Last updated 2 June 2026.
Frequently asked questions
- What is Base64 used for?
- Base64 represents binary data using only 64 printable ASCII characters, so it can travel safely through text-only systems. It’s common in data URIs, email attachments (MIME), JSON Web Tokens, HTTP basic auth headers, and anywhere binary needs to be embedded in text.
- Does it handle emoji and accented characters?
- Yes. The encoder converts your text to UTF-8 bytes before encoding, so emoji, accented letters and characters from any language round-trip perfectly — something the browser’s raw btoa() can’t do on its own.

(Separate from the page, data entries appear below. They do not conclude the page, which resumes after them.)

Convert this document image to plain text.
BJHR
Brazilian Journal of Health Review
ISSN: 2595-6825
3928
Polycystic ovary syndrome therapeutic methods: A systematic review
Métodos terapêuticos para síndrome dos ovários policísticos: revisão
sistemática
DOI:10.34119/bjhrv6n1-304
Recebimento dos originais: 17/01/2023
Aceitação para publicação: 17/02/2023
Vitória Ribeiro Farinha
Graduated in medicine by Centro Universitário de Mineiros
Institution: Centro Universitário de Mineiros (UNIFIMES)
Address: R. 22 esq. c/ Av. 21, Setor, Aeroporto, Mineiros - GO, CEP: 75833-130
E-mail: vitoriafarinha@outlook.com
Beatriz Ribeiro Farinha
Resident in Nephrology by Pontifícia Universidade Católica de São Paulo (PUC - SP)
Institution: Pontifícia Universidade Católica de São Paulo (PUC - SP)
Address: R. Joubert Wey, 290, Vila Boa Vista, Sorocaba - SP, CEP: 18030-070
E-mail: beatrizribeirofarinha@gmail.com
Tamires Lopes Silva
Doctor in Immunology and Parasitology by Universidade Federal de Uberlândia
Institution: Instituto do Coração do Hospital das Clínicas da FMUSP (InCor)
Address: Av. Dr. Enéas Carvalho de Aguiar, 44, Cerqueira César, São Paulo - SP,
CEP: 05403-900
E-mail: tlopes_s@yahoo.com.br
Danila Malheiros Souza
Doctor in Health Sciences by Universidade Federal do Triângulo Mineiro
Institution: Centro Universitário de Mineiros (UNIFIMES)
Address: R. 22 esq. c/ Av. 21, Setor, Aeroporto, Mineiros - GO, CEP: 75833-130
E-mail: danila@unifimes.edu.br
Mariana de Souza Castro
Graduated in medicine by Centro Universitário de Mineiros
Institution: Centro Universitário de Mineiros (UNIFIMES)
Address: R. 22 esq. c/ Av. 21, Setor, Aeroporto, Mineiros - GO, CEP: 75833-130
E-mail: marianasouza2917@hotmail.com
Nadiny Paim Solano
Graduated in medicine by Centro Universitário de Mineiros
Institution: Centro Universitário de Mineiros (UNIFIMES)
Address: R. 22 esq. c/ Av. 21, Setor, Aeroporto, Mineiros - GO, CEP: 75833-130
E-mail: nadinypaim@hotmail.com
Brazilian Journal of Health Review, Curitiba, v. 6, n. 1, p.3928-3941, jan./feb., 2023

- What does “URL-safe” mean?
- Standard Base64 uses “+” and “/”, which have special meaning in URLs. URL-safe Base64 (base64url) replaces them with “-” and “_” and usually drops the “=” padding, so the value can be dropped into a URL or filename without escaping.
- Why won’t my Base64 decode?
- The most common causes are characters that aren’t part of the Base64 alphabet or a truncated string. This tool ignores spaces and line breaks and restores missing padding, so if it still reports an error, the input is likely incomplete or not actually Base64.
- Is my data sent to a server?
- No. All encoding and decoding happens locally in your browser. Whatever you paste never leaves your device, and the tool keeps working offline once the page has loaded.
- Is Base64 a form of encryption?
- No — it’s encoding, not encryption. Base64 is fully reversible by anyone and provides no security or secrecy. Never use it to protect sensitive information; use real encryption for that.